It seems today is national poetry day here in the UK. This got me thinking about poetry that intersects with or has as a theme paleontology and archaeology- the deep time sciences. Given my interest in extinct felids and other carnivores I immediately thought of The Innocent Assassins by Loren C Eiseley. This is the only poem (to the best of my knowledge) that takes its theme and subject as the fossil of a sabre tooth cat. The fossil in question can be viewed here. I first came across the poem and the fossil when I was researching my D.Phil on the molecular evolution of extinct felidae- an excerpt nearly ended up as the preface to my chapter on ancient DNA from Smilodon and Homotherium. (In the end I went with a quote from a contemporary of Eiseley’s, GG Simpson “If, as claimed, the large sabers made it very difficult to eat, the animals took 40 million years to starve to death”.) The innocent assassins that so beguiled Eiseley are not in fact sabre tooth cats in the taxonomic sense. True cats (family felidae) are split into the subfamilies machairodontinae (sabretooths) and felinae (modern conical-toothed cats), whereas the assassins fossil is of a nimravid: Nimravus brachyops. The Nimravidae are sometimes known as the false sabertooths or the palaeofelids. (An excellent publication on the species of Nimravus is available here by the palaeontologist Loren Toohey, including photos of the famous specimen.) One of the first facts you come across while researching sabretooths is that the laterally compressed canines are extremely fragile, and that contact with bone would have been avoided in life to prevent shattering or damage to the tooth. This specimens seems to contravene this accepted wisdom. The Nimravus canine has gone straight through the right humerus it is now bound to for eternity. And apparently without shattering. Toohey suggests that the penetration of the humerus may have been post-mortem and caused by the weight of the overlying sediment, but this seems unlikely to me. Was it caused by intraspecific fighting? Scavenging? Was contact between canine and bone a regular occurrence for this species and can we extrapolate to other sabretooths? I remember reading about a dire wolf (Canis dirus) skull from Rancho la Brea that supposedly was excavated with a Smilodon canine inserted in the braincase. But again whether this was pre or post-mortem is debated.

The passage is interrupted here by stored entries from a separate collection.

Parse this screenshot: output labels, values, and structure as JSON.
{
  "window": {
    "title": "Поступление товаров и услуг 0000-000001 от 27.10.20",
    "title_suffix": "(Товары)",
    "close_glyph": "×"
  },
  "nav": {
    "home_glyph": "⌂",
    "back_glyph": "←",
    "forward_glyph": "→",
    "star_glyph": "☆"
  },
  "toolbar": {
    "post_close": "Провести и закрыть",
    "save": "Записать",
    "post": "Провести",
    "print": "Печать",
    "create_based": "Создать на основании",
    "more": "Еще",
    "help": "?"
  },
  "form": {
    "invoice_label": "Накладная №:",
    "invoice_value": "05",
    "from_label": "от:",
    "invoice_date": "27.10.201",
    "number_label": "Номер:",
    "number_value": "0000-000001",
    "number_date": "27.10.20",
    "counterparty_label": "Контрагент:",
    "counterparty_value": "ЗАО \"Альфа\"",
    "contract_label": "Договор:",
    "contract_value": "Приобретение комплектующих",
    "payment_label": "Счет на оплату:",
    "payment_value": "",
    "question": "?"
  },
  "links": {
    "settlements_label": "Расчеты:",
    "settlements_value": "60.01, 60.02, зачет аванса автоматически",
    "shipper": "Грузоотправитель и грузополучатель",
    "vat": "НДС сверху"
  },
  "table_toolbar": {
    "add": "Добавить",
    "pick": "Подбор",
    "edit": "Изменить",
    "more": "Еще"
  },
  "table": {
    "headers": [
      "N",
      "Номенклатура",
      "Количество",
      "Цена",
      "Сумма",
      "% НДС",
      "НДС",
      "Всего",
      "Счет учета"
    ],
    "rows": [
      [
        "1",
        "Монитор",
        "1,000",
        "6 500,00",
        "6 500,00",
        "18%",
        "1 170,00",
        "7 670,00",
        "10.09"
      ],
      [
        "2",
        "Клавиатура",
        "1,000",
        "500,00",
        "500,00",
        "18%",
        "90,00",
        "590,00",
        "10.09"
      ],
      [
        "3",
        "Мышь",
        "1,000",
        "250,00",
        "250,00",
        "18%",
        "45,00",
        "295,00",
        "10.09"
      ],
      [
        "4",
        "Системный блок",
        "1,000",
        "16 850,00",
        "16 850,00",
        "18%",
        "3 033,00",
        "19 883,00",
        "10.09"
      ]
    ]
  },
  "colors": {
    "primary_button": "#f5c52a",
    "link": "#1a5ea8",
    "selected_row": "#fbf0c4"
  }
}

At midnight in the museum hall
The fossils gathered for a ball
There were no drums or saxophones,
But just the clatter of their bones,
A rolling, rattling, carefree circus
Of mammoth polkas and mazurkas.
Pterodactyls and brontosauruses
Sang ghostly prehistoric choruses.
Amid the mastodontic wassail
I caught the eye of one small fossil.
“Cheer up, sad world,” he said, and winked—
“It’s kind of fun to be extinct.”
You can listen to the poem and music here. We had “fossils” playing at our wedding, before the bride entered for the ceremony. It gave a few of our friends a good laugh.